Кухня была самым большим помещением в ее квартире. Здесь стояли плита и мойка, а также ванна с нагревателем, стол с двумя стульями, платяной шкаф и кушетка, покрытая красным бархатом. Окон в кухне не было. Свет сюда попадал через стеклянную дверь, которая вела на балкон. Света в кухне хватало только тогда, когда дверь была открыта. Тогда из столярной мастерской во дворе на кухню доносился визг пилы и запах древесины.
Единственная жилая комната была маленькой и узкой. Ее обстановка состояла из буфета, стола, четырех стульев, кресла с высокой спинкой и печки. Впрочем, зимой комната почти никогда не отапливалась, да и летом ею практически не пользовались. Окно выходило на Банхофштрассе с видом на территорию бывшего вокзала, теперь перерытую котлованами под новые здания суда и прочих учреждений. А еще в квартире имелась крошечная уборная без окошка. Если в ней воняло, то это чувствовалось и в коридоре.
Уже не помню, о чем мы говорили тогда на кухне. Госпожа Шмиц гладила белье на столе, на который постелила шерстяной плед, а сверху кусок полотна. Она брала из бельевой корзины одну вещь за другой, гладила ее, а потом аккуратно вешала на одном из двух стульев. На другом сидел я. Гладила она и свое нижнее белье; я старался не смотреть на него, но не мог отвести глаза.

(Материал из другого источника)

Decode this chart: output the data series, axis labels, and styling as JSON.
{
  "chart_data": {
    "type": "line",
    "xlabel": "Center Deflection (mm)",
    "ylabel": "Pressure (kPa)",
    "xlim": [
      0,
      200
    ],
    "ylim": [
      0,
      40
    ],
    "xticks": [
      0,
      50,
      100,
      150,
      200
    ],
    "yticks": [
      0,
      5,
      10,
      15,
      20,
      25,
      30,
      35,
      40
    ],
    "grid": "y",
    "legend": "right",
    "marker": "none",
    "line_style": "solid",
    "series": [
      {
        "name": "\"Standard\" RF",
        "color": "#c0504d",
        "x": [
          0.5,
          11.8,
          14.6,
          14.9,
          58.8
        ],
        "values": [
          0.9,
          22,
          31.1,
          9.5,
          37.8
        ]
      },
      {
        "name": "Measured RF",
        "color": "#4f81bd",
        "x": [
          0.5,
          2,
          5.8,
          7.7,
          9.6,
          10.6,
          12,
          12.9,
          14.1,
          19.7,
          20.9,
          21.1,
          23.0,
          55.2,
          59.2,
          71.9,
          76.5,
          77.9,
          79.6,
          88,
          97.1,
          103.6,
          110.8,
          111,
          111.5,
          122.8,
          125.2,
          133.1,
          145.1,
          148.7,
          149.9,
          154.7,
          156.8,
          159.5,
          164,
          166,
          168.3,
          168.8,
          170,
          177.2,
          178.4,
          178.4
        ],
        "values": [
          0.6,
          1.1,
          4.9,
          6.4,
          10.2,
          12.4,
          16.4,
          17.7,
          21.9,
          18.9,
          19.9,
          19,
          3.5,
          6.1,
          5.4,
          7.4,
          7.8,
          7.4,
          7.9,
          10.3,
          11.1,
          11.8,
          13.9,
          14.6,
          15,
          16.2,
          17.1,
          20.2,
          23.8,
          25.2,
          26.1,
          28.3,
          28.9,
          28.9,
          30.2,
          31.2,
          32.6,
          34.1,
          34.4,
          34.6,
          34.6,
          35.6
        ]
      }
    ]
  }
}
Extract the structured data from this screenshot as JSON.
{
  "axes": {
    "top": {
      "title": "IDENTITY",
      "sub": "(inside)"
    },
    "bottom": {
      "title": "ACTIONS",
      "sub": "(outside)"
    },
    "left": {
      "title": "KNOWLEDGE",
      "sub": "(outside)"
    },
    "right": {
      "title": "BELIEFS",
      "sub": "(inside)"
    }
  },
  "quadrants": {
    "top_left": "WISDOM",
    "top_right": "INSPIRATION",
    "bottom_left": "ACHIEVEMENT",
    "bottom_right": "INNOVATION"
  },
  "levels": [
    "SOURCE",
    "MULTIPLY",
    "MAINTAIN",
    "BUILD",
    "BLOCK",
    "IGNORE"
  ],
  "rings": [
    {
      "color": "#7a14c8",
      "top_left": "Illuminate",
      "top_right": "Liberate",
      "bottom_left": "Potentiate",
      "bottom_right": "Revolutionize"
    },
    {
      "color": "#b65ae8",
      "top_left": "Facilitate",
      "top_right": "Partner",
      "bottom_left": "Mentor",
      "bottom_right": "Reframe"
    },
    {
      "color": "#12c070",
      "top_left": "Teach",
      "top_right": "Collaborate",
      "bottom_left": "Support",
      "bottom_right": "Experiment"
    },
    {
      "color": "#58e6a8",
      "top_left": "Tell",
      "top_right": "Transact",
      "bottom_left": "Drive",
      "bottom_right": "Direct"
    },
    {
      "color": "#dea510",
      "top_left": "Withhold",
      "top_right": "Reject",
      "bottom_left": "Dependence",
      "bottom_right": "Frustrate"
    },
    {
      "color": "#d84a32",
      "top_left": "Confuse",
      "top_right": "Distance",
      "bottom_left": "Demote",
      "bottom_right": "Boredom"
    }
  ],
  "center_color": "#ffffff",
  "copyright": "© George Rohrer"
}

На ней был халатик без рукавов, синий в блекло-красный цветочек. Доходящие до плеч пепельного цвета волосы были схвачены на затылке заколкой. Ее голые руки показались мне бледными. Движения, которыми она поднимала утюг, гладила, складывала белье, были медлительными и собранными, с такой же медлительностью и собранностью она наклонялась или выпрямлялась. На воспоминания о ее тогдашнем выражении лица наложились более поздние воспоминания. Когда я вызываю ее теперь из своей памяти, то вижу безликой. Чтобы восстановить ее черты, приходится делать усилие. Высокий лоб, высокие скулы, голубые глаза, полные, без резких изгибов губы, рельефный подбородок. Открытое, простоватое женское лицо. Знаю, что она казалась мне красивой. Но самой красоты не помню.
— Погоди-ка, — сказала она, когда я встал, собираясь уходить, — мне тоже надо выйти, проводи меня немножко.
Я ждал ее в коридоре. Она переодевалась на кухне. Дверь была чуточку приоткрыта. Сняв халатик, она осталась в светло-зеленой комбинации. Чулки висели на спинке стула. Она взяла один чулок и, перебирая пальцами, скатала его край в тугой ролик. Балансируя на одной ноге, она уперлась пяткой другой ноги в колено, наклонилась, натянула скатанный ролик на мысок ступни, поставила ее на сиденье стула, расправила чулок на щиколотке, на колене, на бедре, затем отклонилась в сторону и прицепила чулок к застежке. Потом выпрямилась, убрала ногу со стула, взяла другой чулок.